The following code example reads the first 5 rows from a Parquet file using static credentials for authentication:

```sql theme={"theme":{"light":"github-light","dark":"github-dark"}}
SELECT * 
FROM READ_PARQUET(
    URL => 's3://firebolt-publishing-public/help_center_assets/firebolt_sample_dataset/playstats/TournamentID=92/cc2a2a0b4e8b4fb39abf20a956e7cc3e-0.parquet'
) 
LIMIT 5;
```

**Returns**

| GameID | PlayerID | Timestamp           | SelectedCar | CurrentLevel | CurrentSpeed | CurrentPlayTime | CurrentScore | Event     | ErrorCode      |
| :----- | :------- | :------------------ | :---------- | :----------- | :----------- | :-------------- | :----------- | :-------- | :------------- |
| 1      | 845      | 2022-10-27 13:36:33 | Solara      | 1            | 0            | 0               | 0            | Brake     | NoError        |
| 1      | 845      | 2022-10-27 13:36:33 | Solara      | 1            | 339          | 0.9872          | 2            | RightTurn | GraphicsFreeze |
| 1      | 845      | 2022-10-27 13:36:34 | Solara      | 1            | 288          | 1.9744          | 20           | Tilt      | NoError        |
| 1      | 845      | 2022-10-27 13:36:35 | Solara      | 1            | 260          | 2.9616          | 53           | Block     | TextNotFound   |
| 1      | 845      | 2022-10-27 13:36:36 | Solara      | 1            | 196          | 3.9488          | 81           | FullSpeed | NoError        |

### Using URL

* The `URL` can be passed as either the first positional parameter or a named parameter. For example, the following two queries will both read the same file:
* Credentials are optional.

```sql theme={"theme":{"light":"github-light","dark":"github-dark"}}
SELECT * FROM READ_PARQUET('s3://firebolt-publishing-public/help_center_assets/firebolt_sample_dataset/playstats/TournamentID=92/cc2a2a0b4e8b4fb39abf20a956e7cc3e-0.parquet');
SELECT * FROM READ_PARQUET(URL => 's3://firebolt-publishing-public/help_center_assets/firebolt_sample_dataset/playstats/TournamentID=92/cc2a2a0b4e8b4fb39abf20a956e7cc3e-0.parquet');
```

* The `url` can represent a single file or a [glob](https://en.wikipedia.org/wiki/Glob_\(programming\)) pattern. If a glob pattern is used, all files matching the pattern will be read. A special column `$source_file_name` can be used to identify the source file of each row in the result set:

```sql theme={"theme":{"light":"github-light","dark":"github-dark"}}
SELECT *, $source_file_name FROM READ_PARQUET('s3://firebolt-publishing-public/help_center_assets/firebolt_sample_dataset/playstats/*.parquet') LIMIT 5;
```

When using glob patterns, the wildcard (`*`) can only be used at the end of the path. You can use it with any text before or after, such as `*.parquet`, `date=2025*.parquet`, or `data_*.parquet`.

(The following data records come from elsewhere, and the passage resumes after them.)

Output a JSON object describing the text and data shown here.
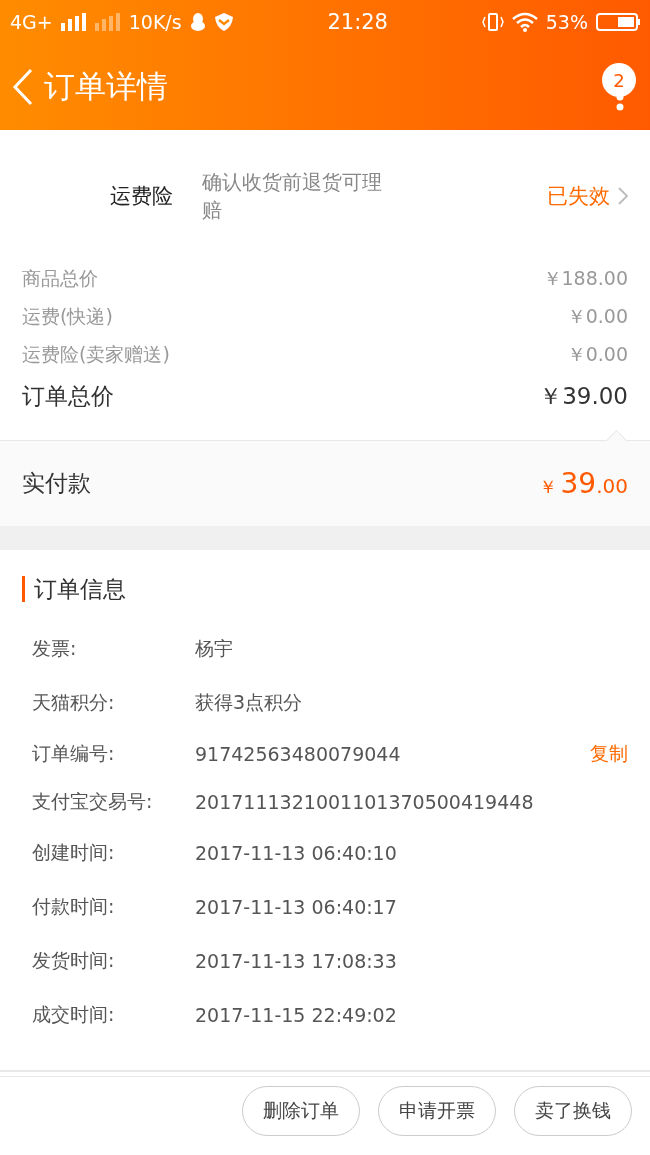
{
  "status_bar": {
    "network": "4G+",
    "speed": "10K/s",
    "time": "21:28",
    "battery": "53%"
  },
  "header": {
    "title": "订单详情",
    "badge": "2"
  },
  "insurance": {
    "label": "运费险",
    "description": "确认收货前退货可理赔",
    "status": "已失效"
  },
  "prices": [
    {
      "label": "商品总价",
      "value": "￥188.00",
      "kind": "minor"
    },
    {
      "label": "运费(快递)",
      "value": "￥0.00",
      "kind": "minor"
    },
    {
      "label": "运费险(卖家赠送)",
      "value": "￥0.00",
      "kind": "minor"
    },
    {
      "label": "订单总价",
      "value": "￥39.00",
      "kind": "total"
    }
  ],
  "paid": {
    "label": "实付款",
    "currency": "￥",
    "integer": "39",
    "decimal": ".00"
  },
  "order_info": {
    "title": "订单信息",
    "rows": [
      {
        "label": "发票:",
        "value": "杨宇"
      },
      {
        "label": "天猫积分:",
        "value": "获得3点积分"
      },
      {
        "label": "订单编号:",
        "value": "91742563480079044",
        "action": "复制"
      },
      {
        "label": "支付宝交易号:",
        "value": "2017111321001101370500419448"
      },
      {
        "label": "创建时间:",
        "value": "2017-11-13 06:40:10"
      },
      {
        "label": "付款时间:",
        "value": "2017-11-13 06:40:17"
      },
      {
        "label": "发货时间:",
        "value": "2017-11-13 17:08:33"
      },
      {
        "label": "成交时间:",
        "value": "2017-11-15 22:49:02"
      }
    ]
  },
  "buttons": [
    "删除订单",
    "申请开票",
    "卖了换钱"
  ]
}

The pattern will recursively match files in all subdirectories. For example:

```sql theme={"theme":{"light":"github-light","dark":"github-dark"}}
SELECT count(*) FROM READ_PARQUET('s3://firebolt-publishing-public/*.parquet');
```

counts rows of all Parquet files in the bucket, including those in subdirectories like `help_center_assets/firebolt_sample_dataset/playstats/*.parquet`.

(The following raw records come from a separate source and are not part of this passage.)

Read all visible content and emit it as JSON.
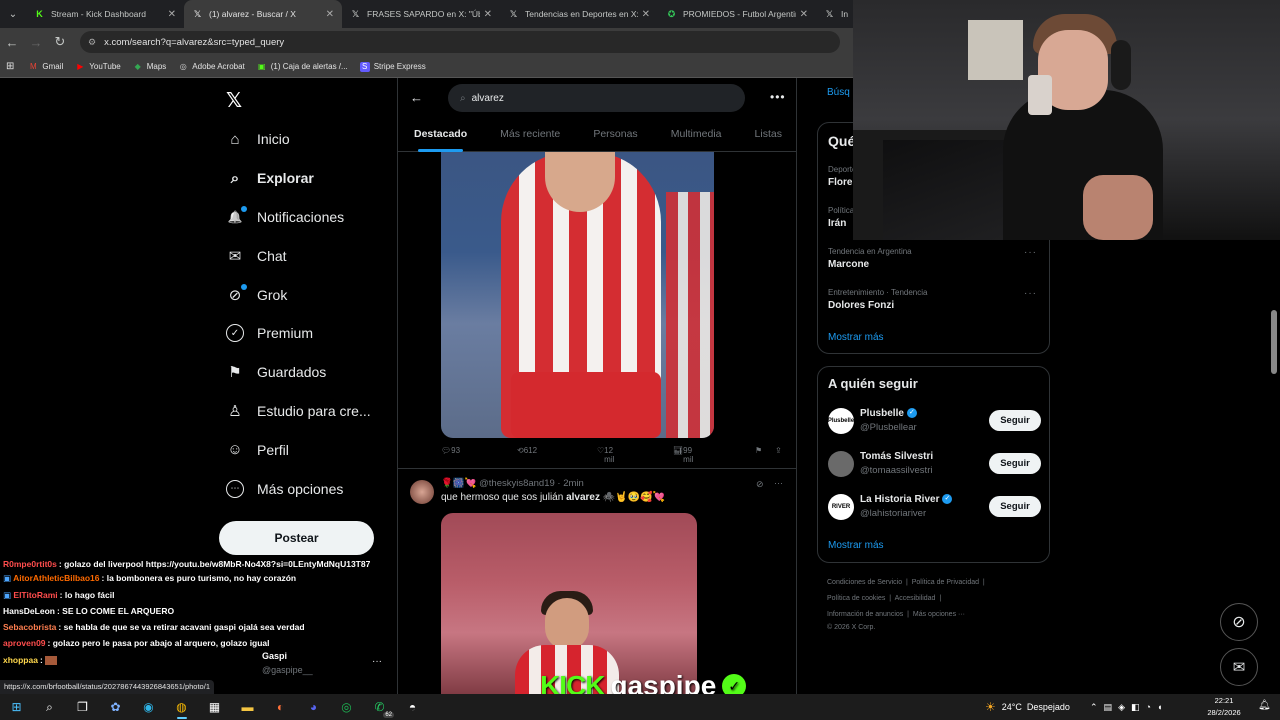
{
  "browser": {
    "tabs": [
      {
        "label": "Stream - Kick Dashboard",
        "icon": "K",
        "color": "#53fc18"
      },
      {
        "label": "(1) alvarez - Buscar / X",
        "icon": "𝕏",
        "color": "#ffffff"
      },
      {
        "label": "FRASES SAPARDO en X: \"Úbeda",
        "icon": "𝕏",
        "color": "#ffffff"
      },
      {
        "label": "Tendencias en Deportes en X: \"",
        "icon": "𝕏",
        "color": "#ffffff"
      },
      {
        "label": "PROMIEDOS - Futbol Argentino",
        "icon": "✪",
        "color": "#34c759"
      },
      {
        "label": "Inic",
        "icon": "𝕏",
        "color": "#ffffff"
      }
    ],
    "url": "x.com/search?q=alvarez&src=typed_query",
    "bookmarks": [
      {
        "label": "Gmail",
        "icon": "M",
        "color": "#ea4335"
      },
      {
        "label": "YouTube",
        "icon": "▶",
        "color": "#ff0000"
      },
      {
        "label": "Maps",
        "icon": "◆",
        "color": "#34a853"
      },
      {
        "label": "Adobe Acrobat",
        "icon": "◎",
        "color": "#cccccc"
      },
      {
        "label": "(1) Caja de alertas /...",
        "icon": "▣",
        "color": "#53fc18"
      },
      {
        "label": "Stripe Express",
        "icon": "S",
        "color": "#635bff"
      }
    ]
  },
  "x_nav": {
    "items": [
      {
        "label": "Inicio",
        "icon": "⌂"
      },
      {
        "label": "Explorar",
        "icon": "⌕"
      },
      {
        "label": "Notificaciones",
        "icon": "🔔"
      },
      {
        "label": "Chat",
        "icon": "✉"
      },
      {
        "label": "Grok",
        "icon": "⊘"
      },
      {
        "label": "Premium",
        "icon": "✓"
      },
      {
        "label": "Guardados",
        "icon": "⚑"
      },
      {
        "label": "Estudio para cre...",
        "icon": "♙"
      },
      {
        "label": "Perfil",
        "icon": "☺"
      },
      {
        "label": "Más opciones",
        "icon": "⋯"
      }
    ],
    "post_label": "Postear"
  },
  "search": {
    "query": "alvarez",
    "tabs": [
      "Destacado",
      "Más reciente",
      "Personas",
      "Multimedia",
      "Listas"
    ]
  },
  "tweet1": {
    "replies": "93",
    "reposts": "612",
    "likes": "12 mil",
    "views": "99 mil"
  },
  "tweet2": {
    "handle": "🌹🎆💘 @theskyis8and19 · 2min",
    "text_before": "que hermoso que sos julián ",
    "text_bold": "alvarez",
    "text_after": " 🕷️🤘🥹🥰💘"
  },
  "trends": [
    {
      "top": "Deportes · Tendencia",
      "title": "Florencia"
    },
    {
      "top": "Política · Tendencia",
      "title": "Irán"
    },
    {
      "top": "Tendencia en Argentina",
      "title": "Marcone"
    },
    {
      "top": "Entretenimiento · Tendencia",
      "title": "Dolores Fonzi"
    }
  ],
  "trends_header_partial": "Qué",
  "search_partial": "Búsq",
  "show_more": "Mostrar más",
  "follow": {
    "title": "A quién seguir",
    "items": [
      {
        "name": "Plusbelle",
        "handle": "@Plusbellear",
        "verified": true
      },
      {
        "name": "Tomás Silvestri",
        "handle": "@tomaassilvestri",
        "verified": false
      },
      {
        "name": "La Historia River",
        "handle": "@lahistoriariver",
        "verified": true
      }
    ],
    "button": "Seguir",
    "show_more": "Mostrar más"
  },
  "footer": {
    "line1": [
      "Condiciones de Servicio",
      "Política de Privacidad"
    ],
    "line2": [
      "Política de cookies",
      "Accesibilidad"
    ],
    "line3": [
      "Información de anuncios",
      "Más opciones ···"
    ],
    "copyright": "© 2026 X Corp."
  },
  "chat": [
    {
      "user": "R0mpe0rtit0s",
      "color": "#ff4d4d",
      "msg": "golazo del liverpool https://youtu.be/w8MbR-No4X8?si=0LEntyMdNqU13T87"
    },
    {
      "user": "AitorAthleticBilbao16",
      "color": "#ff6a00",
      "msg": "la bombonera es puro turismo, no hay corazón"
    },
    {
      "user": "ElTitoRami",
      "color": "#ff4d4d",
      "msg": "lo hago fácil"
    },
    {
      "user": "HansDeLeon",
      "color": "#ffffff",
      "msg": "SE LO COME EL ARQUERO"
    },
    {
      "user": "Sebacobrista",
      "color": "#ff7f50",
      "msg": "se habla de que se va retirar acavani gaspi ojalá sea verdad"
    },
    {
      "user": "aproven09",
      "color": "#ff4d4d",
      "msg": "golazo pero le pasa por abajo al arquero, golazo igual"
    },
    {
      "user": "xhoppaa",
      "color": "#ffd84d",
      "msg": ""
    }
  ],
  "account": {
    "name": "Gaspi",
    "handle": "@gaspipe__"
  },
  "status_url": "https://x.com/brfootball/status/2027867443926843651/photo/1",
  "kick_brand": {
    "kick": "KICK",
    "name": "gaspipe"
  },
  "taskbar": {
    "weather_temp": "24°C",
    "weather_desc": "Despejado",
    "time": "22:21",
    "date": "28/2/2026",
    "whatsapp_badge": "62"
  }
}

The column `$source_file_name` can be used in combination with [REGEXP\_EXTRACT](https://docs.firebolt.io/reference-sql/functions-reference/string/regexp-extract) to extract data from the source file path. The following code returns the `TournamentID` for each record it reads based on its file path:

```sql theme={"theme":{"light":"github-light","dark":"github-dark"}}
SELECT REGEXP_EXTRACT($source_file_name, 'TournamentID=(\d+)','',1) as TournamentID, *
FROM READ_PARQUET(URL => 's3://firebolt-publishing-public/help_center_assets/firebolt_sample_dataset/playstats/*.parquet')
LIMIT 5;
```

For example, it returns `92` for records in file `s3://firebolt-publishing-public/help_center_assets/firebolt_sample_dataset/playstats/TournamentID=92/cc2a2a0b4e8b4fb39abf20a956e7cc3e-0.parquet`.